Building Next.js with open-source tools

This guide details the implementation of a production-ready AI chat interface in Next.js. You will learn how to configure streaming responses using the Vercel AI SDK, secure your API keys via Server Components, and implement rate limiting to manage costs and prevent abuse.

35 minutes5 steps
1

Environment and Dependency Configuration

Install the necessary SDKs for AI streaming and environment management. Store your OpenAI and Upstash credentials in a .env.local file to ensure they are never exposed to the client-side bundle.

.env.local
npm install ai openai @upstash/ratelimit @upstash/redis

⚠ Common Pitfalls

  • Accidentally prefixing AI keys with NEXT_PUBLIC_, which exposes them to the browser.
2

Create a Streaming Route Handler

Define a POST route in the App Router that initializes the OpenAI client and uses the Vercel AI SDK to stream the response. This route must reside in the api directory to leverage the Edge Runtime for lower latency.

app/api/chat/route.ts
import OpenAI from 'openai';
import { OpenAIStream, StreamingTextResponse } from 'ai';
const openai = new OpenAI({ apiKey: process.env.OPENAI_API_KEY });
export const runtime = 'edge';
export async function POST(req: Request) {
  const { messages } = await req.json();
  const response = await openai.chat.completions.create({
    model: 'gpt-3.5-turbo',
    stream: true,
    messages,
  });
  const stream = OpenAIStream(response);
  return new StreamingTextResponse(stream);
}

⚠ Common Pitfalls

  • Exceeding the default 10s execution limit on Vercel hobby plans; use the 'edge' runtime to bypass this.
3

Implement Rate Limiting Middleware

Protect your AI endpoint from automated abuse by implementing a rate limit using Upstash Redis. This logic should be placed directly in the route handler or a dedicated middleware file to check the identifier (IP address) before processing the AI request.

app/api/chat/route.ts
import { Ratelimit } from '@upstash/ratelimit';
import { Redis } from '@upstash/redis';
const ratelimit = new Ratelimit({
  redis: Redis.fromEnv(),
  limiter: Ratelimit.slidingWindow(5, '60 s'),
});
// Inside POST handler:
const ip = req.headers.get('x-forwarded-for') ?? '127.0.0.1';
const { success } = await ratelimit.limit(ip);
if (!success) return new Response('Too Many Requests', { status: 429 });

⚠ Common Pitfalls

  • Hardcoding the IP identifier instead of using request headers, which causes all users to share the same limit.
4

Develop the Chat Interface Component

Use the useChat hook from the AI SDK to manage the chat state, input handling, and automatic message rendering.
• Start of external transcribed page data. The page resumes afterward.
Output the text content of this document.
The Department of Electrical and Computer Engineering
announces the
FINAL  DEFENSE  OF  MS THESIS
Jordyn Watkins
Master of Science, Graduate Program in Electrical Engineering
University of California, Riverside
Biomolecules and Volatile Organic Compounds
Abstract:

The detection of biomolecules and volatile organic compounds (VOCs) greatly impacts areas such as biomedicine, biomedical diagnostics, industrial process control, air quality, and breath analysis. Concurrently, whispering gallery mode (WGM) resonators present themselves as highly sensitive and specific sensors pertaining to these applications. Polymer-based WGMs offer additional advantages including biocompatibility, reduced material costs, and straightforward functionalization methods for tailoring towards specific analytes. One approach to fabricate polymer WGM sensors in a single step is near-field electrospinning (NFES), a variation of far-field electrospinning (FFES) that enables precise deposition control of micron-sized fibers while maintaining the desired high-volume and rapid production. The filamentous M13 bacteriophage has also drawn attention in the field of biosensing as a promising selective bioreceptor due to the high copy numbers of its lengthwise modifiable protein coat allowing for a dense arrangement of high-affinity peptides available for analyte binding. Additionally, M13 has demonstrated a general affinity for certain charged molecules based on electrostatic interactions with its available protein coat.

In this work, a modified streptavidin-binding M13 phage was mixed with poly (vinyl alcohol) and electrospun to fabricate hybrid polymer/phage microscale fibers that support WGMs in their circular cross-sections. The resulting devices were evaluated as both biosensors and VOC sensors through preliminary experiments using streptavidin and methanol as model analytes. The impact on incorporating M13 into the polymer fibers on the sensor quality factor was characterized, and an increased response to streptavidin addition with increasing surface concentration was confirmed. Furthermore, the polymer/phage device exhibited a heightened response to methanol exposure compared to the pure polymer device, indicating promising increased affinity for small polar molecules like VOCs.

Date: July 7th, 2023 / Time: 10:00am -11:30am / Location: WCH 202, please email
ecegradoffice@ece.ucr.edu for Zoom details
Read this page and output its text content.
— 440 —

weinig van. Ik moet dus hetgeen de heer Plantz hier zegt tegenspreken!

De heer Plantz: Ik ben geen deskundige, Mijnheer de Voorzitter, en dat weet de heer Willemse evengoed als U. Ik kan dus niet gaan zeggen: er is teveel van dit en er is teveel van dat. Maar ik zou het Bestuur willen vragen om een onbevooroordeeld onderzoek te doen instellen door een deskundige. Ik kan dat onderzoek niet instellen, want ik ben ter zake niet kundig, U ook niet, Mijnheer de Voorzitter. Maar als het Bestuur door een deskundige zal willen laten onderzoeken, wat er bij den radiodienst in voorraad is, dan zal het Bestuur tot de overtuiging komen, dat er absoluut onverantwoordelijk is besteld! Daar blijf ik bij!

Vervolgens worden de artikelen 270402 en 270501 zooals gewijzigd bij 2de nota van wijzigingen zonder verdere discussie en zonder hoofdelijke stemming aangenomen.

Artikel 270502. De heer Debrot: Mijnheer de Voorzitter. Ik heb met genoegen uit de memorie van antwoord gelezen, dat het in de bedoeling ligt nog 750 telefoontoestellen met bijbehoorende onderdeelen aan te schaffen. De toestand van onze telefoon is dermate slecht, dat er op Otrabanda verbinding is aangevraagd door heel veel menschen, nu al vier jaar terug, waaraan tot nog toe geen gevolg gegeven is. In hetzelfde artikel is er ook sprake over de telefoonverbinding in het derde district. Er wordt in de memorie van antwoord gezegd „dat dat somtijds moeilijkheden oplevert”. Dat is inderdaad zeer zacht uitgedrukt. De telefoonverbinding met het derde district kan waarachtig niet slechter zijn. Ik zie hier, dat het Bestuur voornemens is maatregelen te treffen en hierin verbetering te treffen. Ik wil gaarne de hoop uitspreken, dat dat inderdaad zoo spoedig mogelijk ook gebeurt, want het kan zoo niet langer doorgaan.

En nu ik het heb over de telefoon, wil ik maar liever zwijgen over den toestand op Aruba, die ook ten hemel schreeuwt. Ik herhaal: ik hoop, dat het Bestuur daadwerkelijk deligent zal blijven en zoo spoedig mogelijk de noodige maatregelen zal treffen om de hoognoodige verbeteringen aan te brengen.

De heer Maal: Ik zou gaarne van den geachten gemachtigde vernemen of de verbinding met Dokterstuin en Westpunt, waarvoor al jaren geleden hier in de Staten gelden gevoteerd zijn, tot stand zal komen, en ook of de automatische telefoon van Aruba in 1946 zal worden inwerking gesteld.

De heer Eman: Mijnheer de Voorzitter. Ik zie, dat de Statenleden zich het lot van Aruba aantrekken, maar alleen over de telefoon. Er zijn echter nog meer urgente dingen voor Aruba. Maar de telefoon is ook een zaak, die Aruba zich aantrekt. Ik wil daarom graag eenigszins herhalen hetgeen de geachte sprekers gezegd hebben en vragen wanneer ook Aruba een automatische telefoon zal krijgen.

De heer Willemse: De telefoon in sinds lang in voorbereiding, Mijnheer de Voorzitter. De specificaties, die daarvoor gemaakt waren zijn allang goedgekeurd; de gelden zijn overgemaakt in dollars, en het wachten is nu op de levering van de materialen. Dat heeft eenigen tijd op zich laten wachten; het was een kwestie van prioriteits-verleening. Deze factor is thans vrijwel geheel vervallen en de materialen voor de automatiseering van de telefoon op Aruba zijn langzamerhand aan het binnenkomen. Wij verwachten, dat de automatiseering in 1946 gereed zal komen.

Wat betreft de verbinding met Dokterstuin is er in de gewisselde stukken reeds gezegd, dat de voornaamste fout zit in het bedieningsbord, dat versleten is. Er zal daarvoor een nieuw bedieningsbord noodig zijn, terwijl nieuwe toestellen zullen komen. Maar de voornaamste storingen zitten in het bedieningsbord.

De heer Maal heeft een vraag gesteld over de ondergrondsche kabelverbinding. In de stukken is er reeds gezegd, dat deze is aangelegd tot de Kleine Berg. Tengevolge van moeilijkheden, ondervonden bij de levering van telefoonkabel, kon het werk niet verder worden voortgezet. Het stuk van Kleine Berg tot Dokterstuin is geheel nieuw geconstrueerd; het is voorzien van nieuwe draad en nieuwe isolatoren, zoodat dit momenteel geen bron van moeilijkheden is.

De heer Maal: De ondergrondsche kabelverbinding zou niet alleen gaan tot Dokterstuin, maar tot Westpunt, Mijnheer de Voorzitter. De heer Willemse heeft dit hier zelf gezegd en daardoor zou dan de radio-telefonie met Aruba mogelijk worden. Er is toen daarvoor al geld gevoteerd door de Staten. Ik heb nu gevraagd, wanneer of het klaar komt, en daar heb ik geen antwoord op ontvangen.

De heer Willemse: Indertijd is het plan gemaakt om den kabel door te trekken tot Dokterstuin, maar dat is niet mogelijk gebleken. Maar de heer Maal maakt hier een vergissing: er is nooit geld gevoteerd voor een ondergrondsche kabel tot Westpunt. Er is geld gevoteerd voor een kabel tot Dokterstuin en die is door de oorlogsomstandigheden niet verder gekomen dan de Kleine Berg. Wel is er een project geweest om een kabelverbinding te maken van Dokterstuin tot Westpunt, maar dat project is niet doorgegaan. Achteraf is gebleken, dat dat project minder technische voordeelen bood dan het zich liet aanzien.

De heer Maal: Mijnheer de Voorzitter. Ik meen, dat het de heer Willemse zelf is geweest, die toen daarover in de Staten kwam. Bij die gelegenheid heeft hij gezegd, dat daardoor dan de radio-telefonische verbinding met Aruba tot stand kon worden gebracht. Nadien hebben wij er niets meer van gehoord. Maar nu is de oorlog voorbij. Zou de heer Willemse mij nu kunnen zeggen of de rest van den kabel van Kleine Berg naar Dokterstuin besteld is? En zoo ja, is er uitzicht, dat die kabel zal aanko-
This hook abstracts the complexity of manual fetch calls and stream parsing.

components/Chat.tsx
'use client';
import { useChat } from 'ai/react';
export default function Chat() {
  const { messages, input, handleInputChange, handleSubmit } = useChat();
  return (
    <div className="flex flex-col w-full max-w-md py-24 mx-auto stretch">
      {messages.map(m => (
        <div key={m.id} className="whitespace-pre-wrap">{m.role === 'user' ? 'User: ' : 'AI: '}{m.content}</div>
      ))}
      <form onSubmit={handleSubmit}>
        <input className="fixed bottom-0 w-full max-w-md p-2 mb-8 border border-gray-300 rounded shadow-xl" value={input} onChange={handleInputChange} />
      </form>
    </div>
  );
}

⚠ Common Pitfalls

  • Forgetting the 'use client' directive, which causes the hook to fail in Server Components.
5

Configure Edge Runtime and Metadata

Ensure the page hosting the chat is optimized for performance by setting the runtime to edge if it relies heavily on the AI stream. Also, define SEO metadata to ensure the chat tool is discoverable.

app/chat/page.tsx
export const runtime = 'edge';
export const metadata = {
  title: 'AI Assistant - Next.js',
  description: 'Real-time AI chat powered by Next.js and OpenAI',
};

⚠ Common Pitfalls

  • Inconsistent runtime configurations between the API route and the page, leading to unexpected cold start behaviors.

What you built

You have successfully implemented a secure, rate-limited AI streaming interface. By using the Edge Runtime and the Vercel AI SDK, you ensure low latency and a smooth user experience. Next steps include integrating Auth.js to provide user-specific rate limits and persistent chat history using Prisma or Drizzle.